Ada berbagai akrobat patgulipat Djoko Tjandra sepanjang Juni dan terbongkar di awal Juli 2020 ini. Sulit untuk tidak mengatakan bahwa ada sesuatu yang lebih besar yang sedang dikejar Djoko. Ini bukan sekadar mengurus KTP, membuat paspor, lalu mendaftarkan PK.

Mari kita mulai dari soal pengurusan KTP. Lurah Grogol Selatan menggelar karpet merah bagi Djoko Tjandra dan pengacara Anita Kolopaking. Pelayanan KTP dilakukan di luar jam pelayanan umum kelurahan. Dalam dua jam KTP baru itu jadi. Baca juga: Djoko Tjandra Masuk Indonesia, Urus KTP, Lalu Keluar Indonesia Lagi, Kok Bisa?

Setelah memegang KTP, Djoko dan Anita bergegas ke kantor pelayanan satu atap Pengadilan Negeri Jakarta Selatan untuk mendaftarkan sidang Peninjauan Kembali (PK) yang belakangan kandas karena tidak hadirnya Djoko Tjandra sebagai terpidana.

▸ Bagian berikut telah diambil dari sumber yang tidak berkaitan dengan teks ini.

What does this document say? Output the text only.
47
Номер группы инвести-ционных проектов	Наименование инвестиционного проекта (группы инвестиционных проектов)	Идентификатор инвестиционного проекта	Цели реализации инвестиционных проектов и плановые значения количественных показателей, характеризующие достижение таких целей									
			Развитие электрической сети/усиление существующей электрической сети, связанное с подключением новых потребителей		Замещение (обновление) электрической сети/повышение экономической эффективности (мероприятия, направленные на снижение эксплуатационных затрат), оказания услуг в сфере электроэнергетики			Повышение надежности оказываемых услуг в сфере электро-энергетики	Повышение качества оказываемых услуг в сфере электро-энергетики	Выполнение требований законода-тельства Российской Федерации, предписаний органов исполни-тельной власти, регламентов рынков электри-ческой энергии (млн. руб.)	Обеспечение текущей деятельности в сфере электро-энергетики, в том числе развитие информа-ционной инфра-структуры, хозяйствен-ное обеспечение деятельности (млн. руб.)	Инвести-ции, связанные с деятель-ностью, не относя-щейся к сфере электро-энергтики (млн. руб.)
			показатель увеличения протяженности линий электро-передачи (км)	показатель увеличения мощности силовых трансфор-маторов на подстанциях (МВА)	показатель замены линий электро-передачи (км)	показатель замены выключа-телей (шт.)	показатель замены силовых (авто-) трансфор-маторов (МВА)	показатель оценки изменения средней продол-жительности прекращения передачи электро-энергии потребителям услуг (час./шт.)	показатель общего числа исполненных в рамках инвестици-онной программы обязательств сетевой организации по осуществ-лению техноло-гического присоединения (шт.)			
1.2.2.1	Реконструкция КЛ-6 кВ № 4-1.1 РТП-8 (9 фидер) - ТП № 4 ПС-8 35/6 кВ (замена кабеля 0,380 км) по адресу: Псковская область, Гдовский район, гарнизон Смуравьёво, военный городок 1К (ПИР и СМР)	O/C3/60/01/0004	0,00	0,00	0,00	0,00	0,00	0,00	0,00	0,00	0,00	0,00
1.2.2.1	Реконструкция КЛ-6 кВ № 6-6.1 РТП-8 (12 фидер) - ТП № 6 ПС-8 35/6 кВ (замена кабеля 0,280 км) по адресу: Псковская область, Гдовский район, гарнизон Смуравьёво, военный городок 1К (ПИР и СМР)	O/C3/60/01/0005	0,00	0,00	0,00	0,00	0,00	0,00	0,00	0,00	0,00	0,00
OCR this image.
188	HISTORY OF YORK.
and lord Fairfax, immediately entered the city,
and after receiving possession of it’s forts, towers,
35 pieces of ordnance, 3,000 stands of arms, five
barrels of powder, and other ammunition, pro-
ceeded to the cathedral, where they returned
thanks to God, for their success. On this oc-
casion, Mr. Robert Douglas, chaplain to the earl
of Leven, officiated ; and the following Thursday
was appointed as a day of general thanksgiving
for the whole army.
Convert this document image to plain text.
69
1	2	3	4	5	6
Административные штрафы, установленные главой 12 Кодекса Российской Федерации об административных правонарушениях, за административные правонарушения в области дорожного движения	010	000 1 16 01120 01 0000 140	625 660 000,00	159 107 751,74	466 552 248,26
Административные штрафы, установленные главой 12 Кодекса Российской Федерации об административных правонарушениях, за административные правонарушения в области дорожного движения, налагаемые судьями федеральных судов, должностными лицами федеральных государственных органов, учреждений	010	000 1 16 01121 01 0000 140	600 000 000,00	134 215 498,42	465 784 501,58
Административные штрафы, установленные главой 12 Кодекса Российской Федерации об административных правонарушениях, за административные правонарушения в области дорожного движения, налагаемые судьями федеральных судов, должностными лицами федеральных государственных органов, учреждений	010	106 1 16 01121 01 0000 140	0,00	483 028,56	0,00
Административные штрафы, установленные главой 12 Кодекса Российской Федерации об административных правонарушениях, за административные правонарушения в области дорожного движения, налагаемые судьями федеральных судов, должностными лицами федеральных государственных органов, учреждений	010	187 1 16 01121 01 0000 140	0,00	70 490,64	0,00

Usai mendaftarkan PK, Djoko Tjandra masih bersama Anita Kolopaking mengurus paspor Djoko di Kantor Imigrasi Jakarta Utara. Padahal, pada 2012 diketahui Djoko Tjandra ber-kewarganegaraan Papua Nugini.

Beredar video

Ketika kasus ini mencuat, ramai beredar di media sosial video yang memperlihatkan Anita Kolopaking berada di kantor Kepala Kejaksaan Negeri Jakarta Selatan Anang Supriatna.

Apakah pertemuan ini terkait dengan PK yang diajukan Djoko Tjandra? Video itu tidak memberikan penjelasan.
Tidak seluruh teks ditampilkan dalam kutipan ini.